Nous pouvons dire, en terminant ce chapitre, qu'un grand effort a été fait, c'est incontestable, depuis vingt ans, pour instruire, divertir et moraliser le prolétariat belge. Mais il y a, dans ce domaine, de grands obstacles à vaincre. Le premier c'est le manque d'instruction ; les enfants de la classe ouvrière quittent l'école beaucoup trop tôt, vers l'âge de 12 ans en général, et ils oublient souvent, dans la suite, le peu qu'ils ont appris. Le second, et c'est le principal, c'est la longue durée du travail journalier.
Un trop grand nombre d'ouvriers sont retenus à l'atelier onze et douze heures par jour. Le soir, ils sont fatigués et n'ont guère les dispositions nécessaires pour assister à des cours, à des conférences ou pour lire un ouvrage sérieux.
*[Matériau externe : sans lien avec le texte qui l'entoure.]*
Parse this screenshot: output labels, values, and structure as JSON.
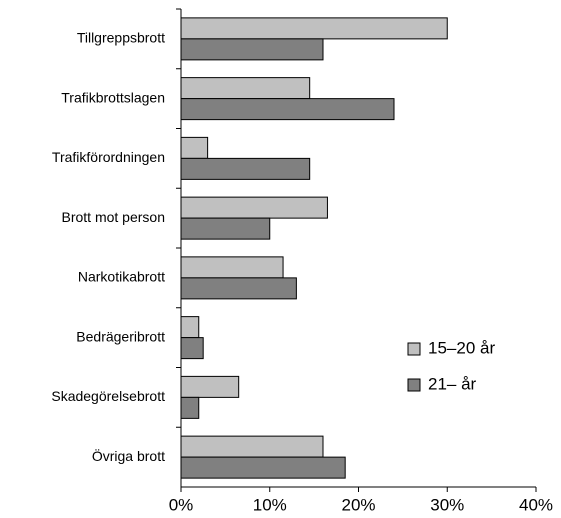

Bien heureux déjà ceux qui lisent régulièrement leur journal et, de temps en temps, une brochure !
Malgré tout, cependant, il y a progrès au point de vue intellectuel. Ce progrès est visible, incontestable, si l'on regarde ce qui existait il y a quelque trente années, et si l'on (page 656) compare les lettres écrites aujourd’hui par les secrétaires des syndicats, des mutualités et autres groupes, les procès-verbaux de séances rédigés par eux avec les lettres et les procès-verbaux d’il y a vingt ou trente ans.